In 2013, Dawkins released the first volume of his memoir, entitled An Appetite for Wonder: The Making of a Scientist. This was followed in 2015 with Brief Candle in the Dark: My Life in Science. In 2016, Dawkins suffered a stroke but recovered after a few months. He continued to tour on speaking engagements into the 2020s.

Impact

Dawkins’s impact extends far beyond his personal contributions to biological research and instead hinges on the facility with which he has been able to translate evolutionary theory for the general audience. The selfish genes model is now considered a major stepping-stone in the development of modern evolutionary theory. The accuracy of Dawkins’s theories regarding the specifics of evolutionary mechanisms is therefore far less important than the scientific and academic debate he helped to foster.

A large part of Dawkins’s impact lies in his arguments for the philosophy of atheism and for his condemnation of spirituality as a historical and modern hindrance to rational exploration. In becoming one of the most vocal critics of creationism, Dawkins drew attention to his own works on genetic evolution and thereby helped to engender the gene-centered view of evolution that now dominates scientific discourse. Dawkins has been criticized for his unwavering view of the detrimental nature of spiritual thought and his perceived unwillingness to show respect for the spiritual beliefs of others. He has also argued that atheists are an underrepresented minority desiring a more complete separation of theology and political development. His arguments have helped to further the debate regarding separation of church and state in the intellectual community.

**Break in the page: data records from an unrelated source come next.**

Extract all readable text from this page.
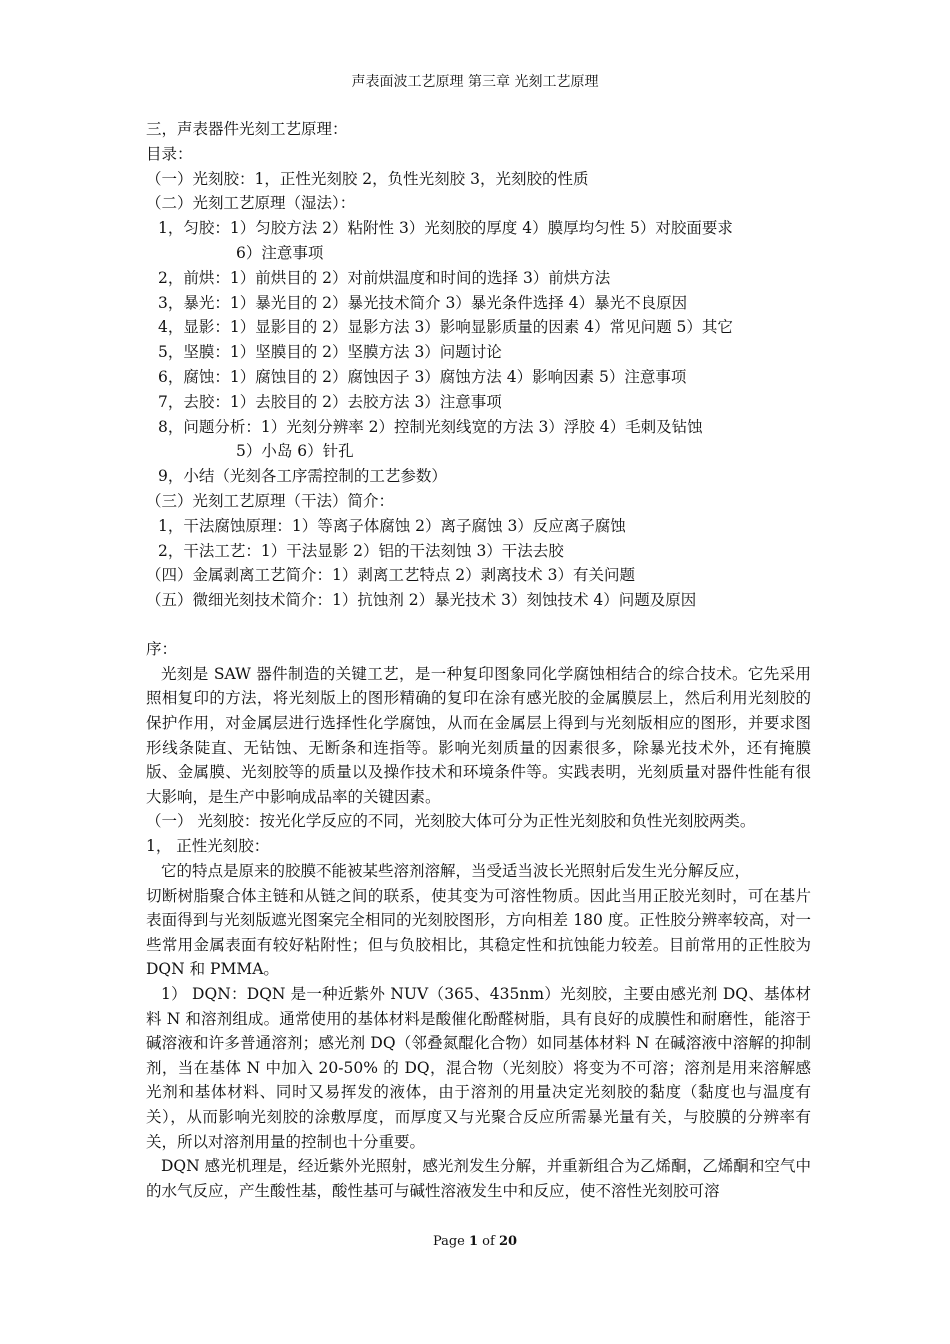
声表面波工艺原理 第三章 光刻工艺原理
三，声表器件光刻工艺原理：
目录：
（一）光刻胶：1，正性光刻胶 2，负性光刻胶 3，光刻胶的性质
（二）光刻工艺原理（湿法）：
1，匀胶：1）匀胶方法 2）粘附性 3）光刻胶的厚度 4）膜厚均匀性 5）对胶面要求
6）注意事项
2，前烘：1）前烘目的 2）对前烘温度和时间的选择 3）前烘方法
3，暴光：1）暴光目的 2）暴光技术简介 3）暴光条件选择 4）暴光不良原因
4，显影：1）显影目的 2）显影方法 3）影响显影质量的因素 4）常见问题 5）其它
5，坚膜：1）坚膜目的 2）坚膜方法 3）问题讨论
6，腐蚀：1）腐蚀目的 2）腐蚀因子 3）腐蚀方法 4）影响因素 5）注意事项
7，去胶：1）去胶目的 2）去胶方法 3）注意事项
8，问题分析：1）光刻分辨率 2）控制光刻线宽的方法 3）浮胶 4）毛刺及钻蚀
5）小岛 6）针孔
9，小结（光刻各工序需控制的工艺参数）
（三）光刻工艺原理（干法）简介：
1，干法腐蚀原理：1）等离子体腐蚀 2）离子腐蚀 3）反应离子腐蚀
2，干法工艺：1）干法显影 2）铝的干法刻蚀 3）干法去胶
（四）金属剥离工艺简介：1）剥离工艺特点 2）剥离技术 3）有关问题
（五）微细光刻技术简介：1）抗蚀剂 2）暴光技术 3）刻蚀技术 4）问题及原因
序：
光刻是 SAW 器件制造的关键工艺，是一种复印图象同化学腐蚀相结合的综合技术。它先采用照相复印的方法，将光刻版上的图形精确的复印在涂有感光胶的金属膜层上，然后利用光刻胶的保护作用，对金属层进行选择性化学腐蚀，从而在金属层上得到与光刻版相应的图形，并要求图形线条陡直、无钻蚀、无断条和连指等。影响光刻质量的因素很多，除暴光技术外，还有掩膜版、金属膜、光刻胶等的质量以及操作技术和环境条件等。实践表明，光刻质量对器件性能有很大影响，是生产中影响成品率的关键因素。
（一） 光刻胶：按光化学反应的不同，光刻胶大体可分为正性光刻胶和负性光刻胶两类。
1， 正性光刻胶：
它的特点是原来的胶膜不能被某些溶剂溶解，当受适当波长光照射后发生光分解反应，
切断树脂聚合体主链和从链之间的联系，使其变为可溶性物质。因此当用正胶光刻时，可在基片表面得到与光刻版遮光图案完全相同的光刻胶图形，方向相差 180 度。正性胶分辨率较高，对一些常用金属表面有较好粘附性；但与负胶相比，其稳定性和抗蚀能力较差。目前常用的正性胶为 DQN 和 PMMA。
1） DQN：DQN 是一种近紫外 NUV（365、435nm）光刻胶，主要由感光剂 DQ、基体材料 N 和溶剂组成。通常使用的基体材料是酸催化酚醛树脂，具有良好的成膜性和耐磨性，能溶于碱溶液和许多普通溶剂；感光剂 DQ（邻叠氮醌化合物）如同基体材料 N 在碱溶液中溶解的抑制剂，当在基体 N 中加入 20-50% 的 DQ，混合物（光刻胶）将变为不可溶；溶剂是用来溶解感光剂和基体材料、同时又易挥发的液体，由于溶剂的用量决定光刻胶的黏度（黏度也与温度有关），从而影响光刻胶的涂敷厚度，而厚度又与光聚合反应所需暴光量有关，与胶膜的分辨率有关，所以对溶剂用量的控制也十分重要。
DQN 感光机理是，经近紫外光照射，感光剂发生分解，并重新组合为乙烯酮，乙烯酮和空气中的水气反应，产生酸性基，酸性基可与碱性溶液发生中和反应，使不溶性光刻胶可溶
Page 1 of 20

While Dawkins’s overall impact can be viewed as twofold, both his effect on evolutionary theory and his advocacy for atheism stem from the same root: his understanding of the mechanisms controlling genetic evolution and their implications for a naturalistic understanding of life. Dawkins has established research grants and other programs to fund and further research refuting creationist theory and to study the relationship between atheism and intellectual capacity. Further, Dawkins has used his fame and influence to inspire atheist-based advertising and academic campaigns designed to further acceptance of atheism as a legitimate alternative to the spiritual beliefs held by most humans.

Bibliography

Dawkins, Richard. An Appetite for Wonder: The Making of a Scientist. New York: Ecco, 2013. Print.

Dawkins, Richard. Brief Candle in the Dark: My Life in Science. New York: HarperCollins, 2015. Print.

Dawkins, Richard. The Selfish Gene. London: Oxford UP, 1976. Print.

Dawkins, Richard. The God Delusion.New York: Houghton, 2006. Print.

Grafen, Alan, and Mark Ridley. Richard Dawkins: How a Scientist Changed the Way We Think. London: Oxford UP, 2007. Print.

“Professor Richard Dawkins FRS." The Royal Society, 2024, royalsociety.org/people/richard-dawkins-11316/.  Accessed 11 Oct. 2024.

Richard Dawkins Foundation for Reason & Science. Dawkins Foundation, 2024, richarddawkins.net/. Accessed 11 Oct. 2024.